他甚至没看清那夺命乌芒究竟是什么东西,又是如何被收回的!这种完全超出理解、无法掌控的感觉,比单纯的失败更让他这种习惯了掌控一切的人感到恐惧。
凌霄缓缓站起身。车厢内空间本就不算宽敞,他这一站起,明明身形并不魁梧,却带给霍休一种无形的、仿佛需要仰视的压力。
“霍楼主,”凌霄开口,声音依旧平淡,“今日之事,缘由为何,你我心知肚明。贫道云游四方,只求清净,不欲多惹纷争。今日就此别过,但愿……”
他顿了顿,目光似乎不经意地扫过车外那些正狼狈爬起、惊魂未定的青衣楼杀手,最后重新落回霍休脸上,语气里多了一丝若有深意的告诫:“……但愿如楼主所言,青衣楼上下,绝不会再前来扰我清修。否则,下次再见,恐难善了。”

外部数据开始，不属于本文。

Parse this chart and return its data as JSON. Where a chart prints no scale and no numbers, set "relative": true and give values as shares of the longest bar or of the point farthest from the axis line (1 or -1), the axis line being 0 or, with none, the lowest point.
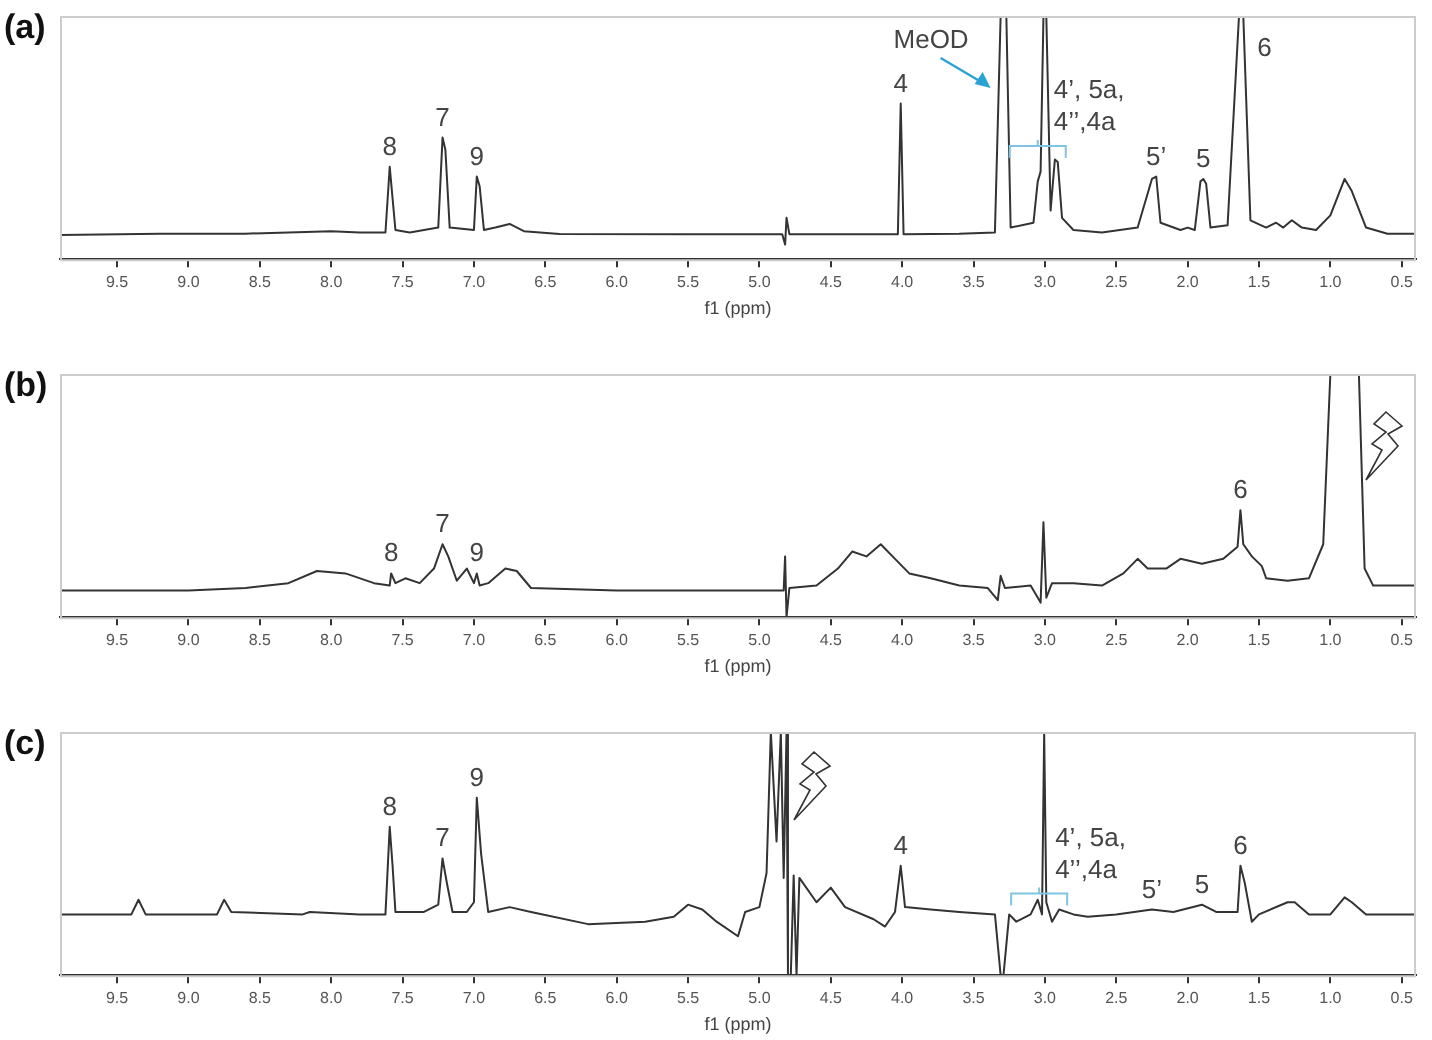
{
  "chart_data": [
    {
      "type": "line",
      "title": "(a)",
      "xlabel": "f1 (ppm)",
      "relative": true,
      "xlim": [
        9.9,
        0.4
      ],
      "xticks": [
        9.5,
        {
          "value": 9,
          "label": "9.0"
        },
        8.5,
        {
          "value": 8,
          "label": "8.0"
        },
        7.5,
        {
          "value": 7,
          "label": "7.0"
        },
        6.5,
        {
          "value": 6,
          "label": "6.0"
        },
        5.5,
        {
          "value": 5,
          "label": "5.0"
        },
        4.5,
        {
          "value": 4,
          "label": "4.0"
        },
        3.5,
        {
          "value": 3,
          "label": "3.0"
        },
        2.5,
        {
          "value": 2,
          "label": "2.0"
        },
        1.5,
        {
          "value": 1,
          "label": "1.0"
        },
        0.5
      ],
      "x": [
        9.9,
        9.2,
        8.6,
        8.3,
        8.0,
        7.8,
        7.62,
        7.59,
        7.57,
        7.55,
        7.45,
        7.25,
        7.22,
        7.2,
        7.17,
        7.0,
        6.98,
        6.96,
        6.93,
        6.85,
        6.75,
        6.65,
        6.4,
        5.5,
        4.84,
        4.82,
        4.81,
        4.79,
        4.5,
        4.03,
        4.01,
        3.99,
        3.6,
        3.35,
        3.31,
        3.27,
        3.24,
        3.08,
        3.05,
        3.03,
        3.01,
        2.99,
        2.96,
        2.93,
        2.91,
        2.88,
        2.8,
        2.6,
        2.35,
        2.25,
        2.22,
        2.19,
        2.05,
        2.0,
        1.95,
        1.91,
        1.89,
        1.87,
        1.84,
        1.72,
        1.64,
        1.61,
        1.56,
        1.45,
        1.38,
        1.33,
        1.27,
        1.2,
        1.1,
        1.0,
        0.9,
        0.85,
        0.75,
        0.6,
        0.4
      ],
      "series": [
        {
          "color": "#333333",
          "values": [
            0.1,
            0.105,
            0.105,
            0.11,
            0.115,
            0.11,
            0.11,
            0.38,
            0.25,
            0.12,
            0.11,
            0.13,
            0.5,
            0.45,
            0.13,
            0.12,
            0.34,
            0.3,
            0.12,
            0.13,
            0.145,
            0.115,
            0.104,
            0.103,
            0.103,
            0.06,
            0.17,
            0.103,
            0.103,
            0.103,
            0.64,
            0.103,
            0.105,
            0.11,
            1,
            1,
            0.13,
            0.15,
            0.32,
            0.36,
            1,
            1,
            0.2,
            0.41,
            0.4,
            0.17,
            0.12,
            0.11,
            0.13,
            0.33,
            0.34,
            0.15,
            0.12,
            0.13,
            0.12,
            0.32,
            0.33,
            0.31,
            0.13,
            0.14,
            1,
            1,
            0.16,
            0.13,
            0.15,
            0.13,
            0.16,
            0.13,
            0.12,
            0.18,
            0.33,
            0.28,
            0.13,
            0.105,
            0.105
          ]
        }
      ],
      "annotations": [
        {
          "text": "8",
          "x": 7.59,
          "y": 0.38
        },
        {
          "text": "7",
          "x": 7.22,
          "y": 0.5
        },
        {
          "text": "9",
          "x": 6.98,
          "y": 0.34
        },
        {
          "text": "4",
          "x": 4.01,
          "y": 0.64
        },
        {
          "text": "MeOD",
          "x": 3.31,
          "y": 1
        },
        {
          "text": "4’, 5a, 4’’,4a",
          "x": 2.91,
          "y": 0.4
        },
        {
          "text": "5’",
          "x": 2.22,
          "y": 0.34
        },
        {
          "text": "5",
          "x": 1.89,
          "y": 0.33
        },
        {
          "text": "6",
          "x": 1.61,
          "y": 1
        }
      ]
    },
    {
      "type": "line",
      "title": "(b)",
      "xlabel": "f1 (ppm)",
      "relative": true,
      "xlim": [
        9.9,
        0.4
      ],
      "xticks": [
        9.5,
        {
          "value": 9,
          "label": "9.0"
        },
        8.5,
        {
          "value": 8,
          "label": "8.0"
        },
        7.5,
        {
          "value": 7,
          "label": "7.0"
        },
        6.5,
        {
          "value": 6,
          "label": "6.0"
        },
        5.5,
        {
          "value": 5,
          "label": "5.0"
        },
        4.5,
        {
          "value": 4,
          "label": "4.0"
        },
        3.5,
        {
          "value": 3,
          "label": "3.0"
        },
        2.5,
        {
          "value": 2,
          "label": "2.0"
        },
        1.5,
        {
          "value": 1,
          "label": "1.0"
        },
        0.5
      ],
      "x": [
        9.9,
        9.0,
        8.6,
        8.3,
        8.1,
        7.9,
        7.7,
        7.59,
        7.58,
        7.55,
        7.48,
        7.38,
        7.28,
        7.22,
        7.18,
        7.12,
        7.05,
        7.0,
        6.98,
        6.96,
        6.9,
        6.78,
        6.7,
        6.6,
        6.0,
        5.0,
        4.83,
        4.82,
        4.81,
        4.79,
        4.6,
        4.45,
        4.35,
        4.25,
        4.15,
        4.05,
        3.95,
        3.8,
        3.6,
        3.4,
        3.33,
        3.31,
        3.28,
        3.1,
        3.03,
        3.01,
        2.99,
        2.95,
        2.8,
        2.6,
        2.45,
        2.35,
        2.28,
        2.15,
        2.05,
        1.9,
        1.75,
        1.65,
        1.63,
        1.61,
        1.55,
        1.48,
        1.45,
        1.3,
        1.15,
        1.05,
        1.0,
        0.8,
        0.76,
        0.7,
        0.4
      ],
      "series": [
        {
          "color": "#333333",
          "values": [
            0.11,
            0.11,
            0.12,
            0.14,
            0.19,
            0.18,
            0.14,
            0.13,
            0.18,
            0.14,
            0.16,
            0.14,
            0.2,
            0.3,
            0.25,
            0.15,
            0.2,
            0.14,
            0.18,
            0.13,
            0.14,
            0.2,
            0.19,
            0.12,
            0.11,
            0.11,
            0.11,
            0.25,
            0,
            0.12,
            0.13,
            0.2,
            0.27,
            0.25,
            0.3,
            0.24,
            0.18,
            0.16,
            0.13,
            0.12,
            0.07,
            0.17,
            0.12,
            0.13,
            0.06,
            0.39,
            0.08,
            0.14,
            0.14,
            0.13,
            0.18,
            0.24,
            0.2,
            0.2,
            0.24,
            0.22,
            0.24,
            0.29,
            0.44,
            0.3,
            0.25,
            0.21,
            0.16,
            0.15,
            0.16,
            0.3,
            1,
            1,
            0.2,
            0.13,
            0.13
          ]
        }
      ],
      "annotations": [
        {
          "text": "8",
          "x": 7.58,
          "y": 0.18
        },
        {
          "text": "7",
          "x": 7.22,
          "y": 0.3
        },
        {
          "text": "9",
          "x": 6.98,
          "y": 0.18
        },
        {
          "text": "6",
          "x": 1.63,
          "y": 0.44
        }
      ]
    },
    {
      "type": "line",
      "title": "(c)",
      "xlabel": "f1 (ppm)",
      "relative": true,
      "xlim": [
        9.9,
        0.4
      ],
      "xticks": [
        9.5,
        {
          "value": 9,
          "label": "9.0"
        },
        8.5,
        {
          "value": 8,
          "label": "8.0"
        },
        7.5,
        {
          "value": 7,
          "label": "7.0"
        },
        6.5,
        {
          "value": 6,
          "label": "6.0"
        },
        5.5,
        {
          "value": 5,
          "label": "5.0"
        },
        4.5,
        {
          "value": 4,
          "label": "4.0"
        },
        3.5,
        {
          "value": 3,
          "label": "3.0"
        },
        2.5,
        {
          "value": 2,
          "label": "2.0"
        },
        1.5,
        {
          "value": 1,
          "label": "1.0"
        },
        0.5
      ],
      "x": [
        9.9,
        9.4,
        9.35,
        9.3,
        8.8,
        8.75,
        8.7,
        8.2,
        8.15,
        7.8,
        7.62,
        7.59,
        7.57,
        7.55,
        7.35,
        7.25,
        7.22,
        7.19,
        7.15,
        7.05,
        7.0,
        6.98,
        6.95,
        6.9,
        6.75,
        6.6,
        6.2,
        5.8,
        5.6,
        5.5,
        5.4,
        5.3,
        5.15,
        5.1,
        5.0,
        4.95,
        4.92,
        4.88,
        4.85,
        4.83,
        4.81,
        4.8,
        4.78,
        4.76,
        4.74,
        4.72,
        4.6,
        4.5,
        4.4,
        4.2,
        4.12,
        4.05,
        4.01,
        3.98,
        3.8,
        3.6,
        3.35,
        3.31,
        3.29,
        3.25,
        3.2,
        3.1,
        3.05,
        3.02,
        3.005,
        2.99,
        2.95,
        2.9,
        2.8,
        2.7,
        2.5,
        2.25,
        2.1,
        1.9,
        1.8,
        1.65,
        1.63,
        1.6,
        1.55,
        1.5,
        1.3,
        1.25,
        1.15,
        1.0,
        0.9,
        0.85,
        0.75,
        0.4
      ],
      "series": [
        {
          "color": "#333333",
          "values": [
            0.25,
            0.25,
            0.31,
            0.25,
            0.25,
            0.31,
            0.26,
            0.25,
            0.26,
            0.25,
            0.25,
            0.61,
            0.45,
            0.26,
            0.26,
            0.29,
            0.48,
            0.38,
            0.26,
            0.26,
            0.3,
            0.73,
            0.5,
            0.26,
            0.28,
            0.26,
            0.21,
            0.22,
            0.24,
            0.29,
            0.27,
            0.22,
            0.16,
            0.26,
            0.28,
            0.42,
            1,
            0.55,
            1,
            0.4,
            1,
            0,
            0,
            0.41,
            0,
            0.4,
            0.3,
            0.36,
            0.28,
            0.23,
            0.2,
            0.26,
            0.45,
            0.28,
            0.27,
            0.26,
            0.25,
            0,
            0,
            0.25,
            0.22,
            0.25,
            0.31,
            0.25,
            1,
            0.3,
            0.22,
            0.27,
            0.25,
            0.24,
            0.25,
            0.27,
            0.26,
            0.29,
            0.26,
            0.26,
            0.45,
            0.38,
            0.22,
            0.25,
            0.3,
            0.3,
            0.25,
            0.25,
            0.32,
            0.3,
            0.25,
            0.25
          ]
        }
      ],
      "annotations": [
        {
          "text": "8",
          "x": 7.59,
          "y": 0.61
        },
        {
          "text": "7",
          "x": 7.22,
          "y": 0.48
        },
        {
          "text": "9",
          "x": 6.98,
          "y": 0.73
        },
        {
          "text": "4",
          "x": 4.01,
          "y": 0.45
        },
        {
          "text": "4’, 5a, 4’’,4a",
          "x": 2.9,
          "y": 0.27
        },
        {
          "text": "5’",
          "x": 2.25,
          "y": 0.27
        },
        {
          "text": "5",
          "x": 1.9,
          "y": 0.29
        },
        {
          "text": "6",
          "x": 1.63,
          "y": 0.45
        }
      ]
    }
  ]
}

他的话没有说完,但那未尽的意味,比直接的威胁更让霍休心头发寒。否则怎样?下次那枚乌芒,就不会再停在眉心之前了。
霍休只觉得一股寒气从尾椎骨直冲上天灵盖,连忙将腰弯得更低了些,脸上堆满了近乎谄媚的笑容:“不敢!绝对不敢!道长放心,霍某回去定然严加管束下属,谁敢再去打扰道长清静,霍某第一个拧下他的脑袋!今日之事纯属误会,天大的误会!道长您请,您请自便!”
他一边说着,一边几乎是手脚并用地挪到车门边,亲手有些颤抖地拉开了车门,做出恭请的姿态。
车外的狂风不知何时已经停歇,林间一片狼藉,树木歪斜,落叶满地。那些青衣楼的杀手们相互搀扶着站立,个个带伤,脸上惊惶未定,看到楼主竟然如此卑躬屈敬地请那道人下车,更是吓得大气都不敢出,纷纷低下头去,恨不得把自己缩进地缝里。
凌霄不再多言,微微颔首,一步踏出马车。
清新的空气涌入肺腑,带着草木和泥土的气息,冲散了车厢内那令人压抑的富贵与杀机混合的味道。他看也没看周围那些噤若寒蝉的青衣楼众,青袍微拂,便径直朝着林外官道的方向,不紧不慢地行去。
他的步伐从容,背影挺拔,很快便消失在林木的掩映之后。